Ema Tukhiashvili
The Georgian culinary masterpiece is compared to ‘Calzone’.
If you ask any foreign guest who arrives in Georgia to estimate Georgian cuisine, first of all, I’m sure, they will start lauding khachapuri. At a glance, there is nothing special in it – cheese, bread and some ingredients according to the cook’s taste but khachapuri took Georgia’s glory beyond its boundaries. In many countries with Georgian emigrants, Georgian bakeries of khachapuri function successfully and they have no lack of consumers.
Italians say that the Georgian bread with cheese resembles Italian calzone but unlike it we have at least five or six types of khachapuri. This treasury of Georgian cuisine originated in Western Georgia. Traditional khachapuri is made of yeast- added wheat flour dough to which some milk and salt is also sprinkled. Inside it there is mashed, unsalted cheese made of cow-milk. But in different parts of Georgia they bake khachapuri of different shape and taste. And typically, each district praises its khachapuri. But it’s better to taste it once than hear about it dozens of times.
Nona Lomidze (inhabitant of Imereti, a region of Western Georgia): Imereti is the motherland of khachapuri and the best khachapuri is baked exactly in this part of Georgia. Dough is mixed with matsoni (Georgian yoghurt). 1 kg of flour needs at least two cups of matsoni. For this volume of dough about 1 kg of fatty cheese is required. The Imeretian khachapuri has the shape of full moon and it’s baked in the fireplace in a clay pan. When done, you can apply some butter or ghee and enjoy it’,
Excellent khachapuri is baked in Samegrelo (a region of Western Georgia). According to my Mengrelian host, they often make khachapuri from green cheese or new sulguni – a kind of Georgian cheese made according to different technology and having distinguished taste. ‘In the course of time the technology of baking khachapuri has changed in Samegrelo as well. Earlier the dough was mixed only on water and salt but nowadays some fat and milk is also added. Accordingly, the dough is more fluffy and tasty. The inside of Mengrelian khachapuri is made of new sulguni. The dough is packed and flattened and some cheese is sprinkled or slices of sulguni are applied on top. Some people even pour beaten up egg yolk. Afterwards the khachapuri is being baked in a closed fireplace. Nothing can compare with Mengrelian khachapuri, it’s the king of all khachapuri’, explains Lia Nachkebia, my Mengrelian hostess, cutting the newly-baked khachapuri into big slices.

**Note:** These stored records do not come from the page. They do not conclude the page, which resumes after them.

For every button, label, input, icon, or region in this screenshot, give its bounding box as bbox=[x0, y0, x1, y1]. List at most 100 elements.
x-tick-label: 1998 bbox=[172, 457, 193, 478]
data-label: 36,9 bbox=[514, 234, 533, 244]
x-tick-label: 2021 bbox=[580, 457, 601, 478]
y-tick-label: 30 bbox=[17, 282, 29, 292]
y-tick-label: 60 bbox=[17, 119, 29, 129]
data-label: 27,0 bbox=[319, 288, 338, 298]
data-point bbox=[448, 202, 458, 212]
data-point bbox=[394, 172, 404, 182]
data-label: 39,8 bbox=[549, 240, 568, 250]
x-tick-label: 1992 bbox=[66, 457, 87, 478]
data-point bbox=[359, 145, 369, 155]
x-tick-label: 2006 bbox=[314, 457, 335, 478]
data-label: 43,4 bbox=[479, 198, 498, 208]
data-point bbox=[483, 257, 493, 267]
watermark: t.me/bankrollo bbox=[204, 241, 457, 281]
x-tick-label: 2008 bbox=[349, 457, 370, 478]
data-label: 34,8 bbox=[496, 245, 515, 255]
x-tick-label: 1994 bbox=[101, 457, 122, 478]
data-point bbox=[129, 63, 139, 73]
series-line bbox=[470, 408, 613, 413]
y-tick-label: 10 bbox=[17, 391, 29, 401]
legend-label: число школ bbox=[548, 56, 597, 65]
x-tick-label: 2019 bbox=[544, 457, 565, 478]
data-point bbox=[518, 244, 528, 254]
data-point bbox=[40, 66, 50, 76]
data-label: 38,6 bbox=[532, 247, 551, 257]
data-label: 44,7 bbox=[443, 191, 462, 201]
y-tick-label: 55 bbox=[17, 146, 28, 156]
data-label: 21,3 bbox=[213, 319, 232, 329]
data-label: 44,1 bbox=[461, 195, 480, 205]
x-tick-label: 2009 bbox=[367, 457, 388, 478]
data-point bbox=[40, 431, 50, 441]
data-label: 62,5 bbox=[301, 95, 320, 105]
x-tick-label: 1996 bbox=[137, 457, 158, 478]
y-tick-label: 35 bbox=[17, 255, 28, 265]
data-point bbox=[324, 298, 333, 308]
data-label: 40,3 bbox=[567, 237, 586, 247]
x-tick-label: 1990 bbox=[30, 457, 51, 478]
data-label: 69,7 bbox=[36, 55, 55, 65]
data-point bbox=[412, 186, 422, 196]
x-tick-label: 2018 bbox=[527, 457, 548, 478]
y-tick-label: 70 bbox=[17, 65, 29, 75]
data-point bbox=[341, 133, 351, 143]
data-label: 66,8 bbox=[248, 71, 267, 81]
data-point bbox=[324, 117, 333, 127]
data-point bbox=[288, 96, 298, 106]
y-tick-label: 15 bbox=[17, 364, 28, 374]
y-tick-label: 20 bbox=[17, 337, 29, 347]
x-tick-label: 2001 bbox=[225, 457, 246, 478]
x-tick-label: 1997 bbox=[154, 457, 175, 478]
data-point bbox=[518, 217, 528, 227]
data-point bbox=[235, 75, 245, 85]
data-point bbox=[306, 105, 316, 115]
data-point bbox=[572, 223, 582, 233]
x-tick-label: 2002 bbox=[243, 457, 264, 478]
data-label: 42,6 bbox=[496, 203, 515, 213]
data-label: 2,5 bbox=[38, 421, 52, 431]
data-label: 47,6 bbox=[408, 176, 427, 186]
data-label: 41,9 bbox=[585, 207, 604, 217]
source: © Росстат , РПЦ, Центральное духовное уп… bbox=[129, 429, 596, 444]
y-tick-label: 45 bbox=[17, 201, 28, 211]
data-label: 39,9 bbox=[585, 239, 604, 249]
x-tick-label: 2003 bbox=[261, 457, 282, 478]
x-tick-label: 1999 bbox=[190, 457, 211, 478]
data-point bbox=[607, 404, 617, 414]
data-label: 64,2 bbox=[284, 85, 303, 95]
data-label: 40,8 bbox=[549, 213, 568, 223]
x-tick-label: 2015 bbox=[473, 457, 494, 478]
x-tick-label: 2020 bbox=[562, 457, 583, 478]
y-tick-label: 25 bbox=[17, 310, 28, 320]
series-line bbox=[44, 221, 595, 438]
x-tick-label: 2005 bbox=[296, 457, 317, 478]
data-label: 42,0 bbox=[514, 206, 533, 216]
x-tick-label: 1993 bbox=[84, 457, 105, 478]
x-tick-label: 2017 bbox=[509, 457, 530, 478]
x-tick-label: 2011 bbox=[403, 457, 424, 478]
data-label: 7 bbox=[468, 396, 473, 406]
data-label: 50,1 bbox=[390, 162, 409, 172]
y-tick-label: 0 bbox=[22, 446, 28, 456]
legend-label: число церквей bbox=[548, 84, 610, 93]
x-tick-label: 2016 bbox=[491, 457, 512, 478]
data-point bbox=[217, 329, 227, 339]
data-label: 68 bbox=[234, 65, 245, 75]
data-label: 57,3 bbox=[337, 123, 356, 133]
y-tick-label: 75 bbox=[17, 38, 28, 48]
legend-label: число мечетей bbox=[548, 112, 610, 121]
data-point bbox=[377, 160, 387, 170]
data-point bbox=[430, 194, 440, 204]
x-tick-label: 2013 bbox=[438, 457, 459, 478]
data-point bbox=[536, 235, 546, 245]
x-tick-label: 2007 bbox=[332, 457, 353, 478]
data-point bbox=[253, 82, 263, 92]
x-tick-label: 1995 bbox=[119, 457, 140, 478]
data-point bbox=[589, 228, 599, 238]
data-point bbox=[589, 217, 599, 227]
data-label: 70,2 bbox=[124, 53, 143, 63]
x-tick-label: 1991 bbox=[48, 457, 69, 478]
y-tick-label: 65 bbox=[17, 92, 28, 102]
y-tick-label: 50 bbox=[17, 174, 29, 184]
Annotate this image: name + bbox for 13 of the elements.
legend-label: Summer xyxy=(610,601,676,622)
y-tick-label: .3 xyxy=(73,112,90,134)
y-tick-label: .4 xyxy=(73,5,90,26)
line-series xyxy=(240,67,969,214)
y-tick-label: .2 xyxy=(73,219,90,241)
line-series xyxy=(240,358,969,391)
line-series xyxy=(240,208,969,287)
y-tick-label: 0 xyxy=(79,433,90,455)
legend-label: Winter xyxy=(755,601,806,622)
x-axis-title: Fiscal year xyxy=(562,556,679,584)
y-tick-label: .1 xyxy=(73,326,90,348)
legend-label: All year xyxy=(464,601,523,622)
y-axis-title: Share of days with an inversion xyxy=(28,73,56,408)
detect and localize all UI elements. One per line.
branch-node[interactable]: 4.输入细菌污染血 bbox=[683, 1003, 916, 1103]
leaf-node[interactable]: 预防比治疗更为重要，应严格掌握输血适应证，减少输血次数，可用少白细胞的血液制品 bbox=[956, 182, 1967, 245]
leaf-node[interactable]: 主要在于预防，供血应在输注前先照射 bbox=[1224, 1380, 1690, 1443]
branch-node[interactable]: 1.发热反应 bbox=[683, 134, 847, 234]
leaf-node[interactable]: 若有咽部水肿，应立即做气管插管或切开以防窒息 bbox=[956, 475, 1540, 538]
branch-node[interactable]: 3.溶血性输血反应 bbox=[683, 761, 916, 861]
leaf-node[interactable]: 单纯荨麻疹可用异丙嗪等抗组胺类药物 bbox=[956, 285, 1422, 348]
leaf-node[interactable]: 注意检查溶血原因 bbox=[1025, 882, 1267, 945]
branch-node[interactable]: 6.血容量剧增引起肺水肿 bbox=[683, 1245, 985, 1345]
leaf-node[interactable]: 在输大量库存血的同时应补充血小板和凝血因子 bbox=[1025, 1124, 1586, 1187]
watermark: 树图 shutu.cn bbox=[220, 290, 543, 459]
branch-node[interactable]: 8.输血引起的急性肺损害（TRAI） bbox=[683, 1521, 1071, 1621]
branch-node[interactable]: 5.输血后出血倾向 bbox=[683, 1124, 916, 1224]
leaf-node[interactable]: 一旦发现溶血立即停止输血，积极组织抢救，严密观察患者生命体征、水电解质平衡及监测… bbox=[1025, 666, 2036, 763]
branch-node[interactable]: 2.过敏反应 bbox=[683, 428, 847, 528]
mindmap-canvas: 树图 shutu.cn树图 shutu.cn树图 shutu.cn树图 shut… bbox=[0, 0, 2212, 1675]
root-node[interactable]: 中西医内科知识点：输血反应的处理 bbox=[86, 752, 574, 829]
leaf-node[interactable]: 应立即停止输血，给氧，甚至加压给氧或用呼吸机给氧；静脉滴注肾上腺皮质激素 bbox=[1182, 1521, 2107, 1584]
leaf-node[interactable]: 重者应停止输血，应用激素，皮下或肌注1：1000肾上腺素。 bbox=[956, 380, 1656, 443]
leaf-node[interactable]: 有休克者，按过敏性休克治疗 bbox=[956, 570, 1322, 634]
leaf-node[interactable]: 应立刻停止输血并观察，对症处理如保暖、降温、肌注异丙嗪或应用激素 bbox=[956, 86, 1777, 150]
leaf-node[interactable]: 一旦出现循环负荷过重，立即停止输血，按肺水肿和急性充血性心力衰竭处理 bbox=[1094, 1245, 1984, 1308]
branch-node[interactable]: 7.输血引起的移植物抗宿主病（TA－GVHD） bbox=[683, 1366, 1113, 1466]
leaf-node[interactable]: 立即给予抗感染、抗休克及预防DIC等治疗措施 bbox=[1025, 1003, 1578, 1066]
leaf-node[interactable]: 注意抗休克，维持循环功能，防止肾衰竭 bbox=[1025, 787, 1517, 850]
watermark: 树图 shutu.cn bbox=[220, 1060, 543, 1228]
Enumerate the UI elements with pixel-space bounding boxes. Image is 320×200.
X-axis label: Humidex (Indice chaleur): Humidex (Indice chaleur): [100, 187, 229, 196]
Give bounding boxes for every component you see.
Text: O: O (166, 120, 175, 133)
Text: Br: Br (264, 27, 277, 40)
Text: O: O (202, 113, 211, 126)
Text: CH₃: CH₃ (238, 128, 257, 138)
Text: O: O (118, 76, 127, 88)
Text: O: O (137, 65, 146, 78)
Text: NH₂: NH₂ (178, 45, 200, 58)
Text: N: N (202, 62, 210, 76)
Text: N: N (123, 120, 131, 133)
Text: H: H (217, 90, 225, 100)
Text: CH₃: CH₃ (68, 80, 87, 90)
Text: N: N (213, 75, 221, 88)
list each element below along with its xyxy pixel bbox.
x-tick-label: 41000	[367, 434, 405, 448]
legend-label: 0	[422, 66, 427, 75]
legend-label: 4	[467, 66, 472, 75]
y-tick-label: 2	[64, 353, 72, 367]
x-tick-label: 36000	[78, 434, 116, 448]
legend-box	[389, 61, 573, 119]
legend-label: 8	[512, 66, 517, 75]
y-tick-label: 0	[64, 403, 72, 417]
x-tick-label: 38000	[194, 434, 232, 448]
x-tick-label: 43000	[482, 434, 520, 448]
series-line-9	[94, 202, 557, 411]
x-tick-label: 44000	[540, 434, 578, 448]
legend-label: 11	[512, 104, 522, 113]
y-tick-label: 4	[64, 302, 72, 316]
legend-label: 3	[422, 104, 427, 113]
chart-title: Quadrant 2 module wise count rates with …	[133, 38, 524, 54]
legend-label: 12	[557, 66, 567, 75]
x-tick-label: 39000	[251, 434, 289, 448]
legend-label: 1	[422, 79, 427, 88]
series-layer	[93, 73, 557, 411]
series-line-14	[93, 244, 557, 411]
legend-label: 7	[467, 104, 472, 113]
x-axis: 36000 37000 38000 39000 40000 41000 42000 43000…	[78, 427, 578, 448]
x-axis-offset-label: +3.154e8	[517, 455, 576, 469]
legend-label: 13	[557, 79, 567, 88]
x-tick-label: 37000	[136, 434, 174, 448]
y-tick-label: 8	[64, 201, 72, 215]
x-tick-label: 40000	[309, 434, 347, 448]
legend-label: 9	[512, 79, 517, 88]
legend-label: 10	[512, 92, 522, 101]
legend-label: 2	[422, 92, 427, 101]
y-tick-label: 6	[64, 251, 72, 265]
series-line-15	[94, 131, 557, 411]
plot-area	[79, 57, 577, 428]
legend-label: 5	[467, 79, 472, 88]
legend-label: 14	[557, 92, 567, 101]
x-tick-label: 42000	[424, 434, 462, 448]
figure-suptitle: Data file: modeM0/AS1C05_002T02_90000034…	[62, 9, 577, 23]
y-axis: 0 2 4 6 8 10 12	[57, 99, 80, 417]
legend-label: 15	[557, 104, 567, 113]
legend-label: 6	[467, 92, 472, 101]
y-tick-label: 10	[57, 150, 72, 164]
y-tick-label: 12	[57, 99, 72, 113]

Ajarian khachapuri has different shape and taste. In the Black-sea-part of Georgia the bread with cheese has the shape of a boat. It mustn’t be a simple coincidence. The inside of khachapuri with this outline is made of cheese with eggs. Some time before it’s baked, the Ajarian khachapuri is taken out of the oven, egg yolk and white is put into it and returned to the oven for 2-3 minutes more. According to taste some butter can be added to the baked khachapuri. Georgians as well as foreign tourists who at least once visited Ajara know that besides the ‘standard’ khachapuri in many places of public catering they bake gigantic khachapuri named after the ill-fated ‘Titanic’.
Khachapuri is also baked in Svaneti, Georgian highland. Although the traditional Svanetian dish is kubdari – sliced meat baked in the wheat- flour dough, it tastes fine. To the cheese prepared for khachapuri, Svans add some species or millet seed.
Marina Daushvili (dweller of Racha): ‘In Racha (Georgian highland region), they call khachapuri as ‘Brachuli’. The khachapuri of this region is of square shape. Usually it’s baked of yeast-added flour but in the inside, chopped boiled egg is added to the cheese. Before it’s done, yolk is spread on top of khachapuri. It’s baked in a’ ketsi’ (a flat pan made of clay).
Khachapuri is aso baked in Kartli - midland of Georgia. It’s true that dwellers of this region can’t boast of having khachapuri of different name or shape but the technology of baking is differentiated indeed. Here khachapuri is baked in tohne (big, clay semi-barrels fixed in the ground for baking bread). The bread with cheese baked on vine twig trimmings glowing in tohne has indeed a really distinguished taste.
In Georgia there are some more, relatively modern types of khachapuri characteristic for every part of the country. For instance, sliced khachapuri; it is very popular with Georgian consumers. It is sold in almost every corner in bakeries and places of public catering in Tbilisi. Achma is one of the varieties of khachapuri, decoration of Georgian table. It’s rather effortful for baking and is made of thin, flattened, fat-added boiled dough. The dough is placed in the pan slice-on-top-slice with a lot of chopped cheese in-between.
You can take Khachapuri along with alcoholic drinks, traditional Georgian wine or cooled soft drinks. You can serve it hot in order to retain its original taste.